In 1969 he decided to make his own images to accompany the tales. Rather than illustrating the stories literally, he chose vivid images to express a mood or detail.

Hockney especially enjoyed the elements of magic in the tales, Johnson said, and his images focus on his imaginative response to the descriptions in the text. They are more than simply illustrations, said Johnson, who curated the show for Landau Traveling Exhibitions, they stand on their own as images, independent of the stories.

“These etchings turned out to be some of my most well-known works,” Hockney said of the collection.

The etching and printmaking skills were honed early in his career while studying art in London. “I started doing graphic work in 1961 because I’d run out of money and I couldn’t buy paint, and in the graphic department they gave you materials for free.”
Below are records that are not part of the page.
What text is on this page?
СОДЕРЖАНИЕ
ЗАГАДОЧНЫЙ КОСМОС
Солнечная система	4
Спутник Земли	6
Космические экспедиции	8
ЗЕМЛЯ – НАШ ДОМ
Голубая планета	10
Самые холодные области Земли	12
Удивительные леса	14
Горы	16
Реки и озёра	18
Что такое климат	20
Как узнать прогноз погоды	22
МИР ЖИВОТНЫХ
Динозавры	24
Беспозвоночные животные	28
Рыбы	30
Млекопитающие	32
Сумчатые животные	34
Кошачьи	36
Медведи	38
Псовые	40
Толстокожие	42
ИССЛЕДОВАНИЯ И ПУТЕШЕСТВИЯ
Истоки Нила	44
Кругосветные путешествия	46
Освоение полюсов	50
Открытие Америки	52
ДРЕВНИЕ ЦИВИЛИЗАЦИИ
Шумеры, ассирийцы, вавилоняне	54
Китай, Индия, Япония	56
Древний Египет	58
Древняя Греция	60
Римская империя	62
By the early 1960s, Johnson said, Hockney’s style had progressed into a form of representational art that was very much his own, emphasizing strong draftsmanship and often bold use of color.

Hockney again lives in England but maintains a house and studio in Los Angeles, where he relocated to in 1964. The setting was an inspiration. “Everything everyone else took for granted, Hockney saw as new, fresh, and exotic,” Johnson said.

That kind of curiosity has fueled a prodigious career. As Johsnon said, “David Hockney is truly a Renaissance man in an increasingly anti-intellectual era.”

The exhibitions “Six Tales from the Brothers Grimm: Original Etchings by David Hockney” and “Rebound – a Survey of Contemporary California Artists’ Books” will be at the Sonoma Valley Museum of Art, 551 Broadway, from June 4 to August 28. There will be a Members’ Opening Reception on Friday, June 3 from 6 to 8 p.m. Regular gallery hours are Wed. through Sun. 11 a.m. to 5 p.m. 939.7862. Svma.org.

The Sonoma Valley Museum of Art exhibition includes “The Boy Hidden In A Fish” c. David Hockney.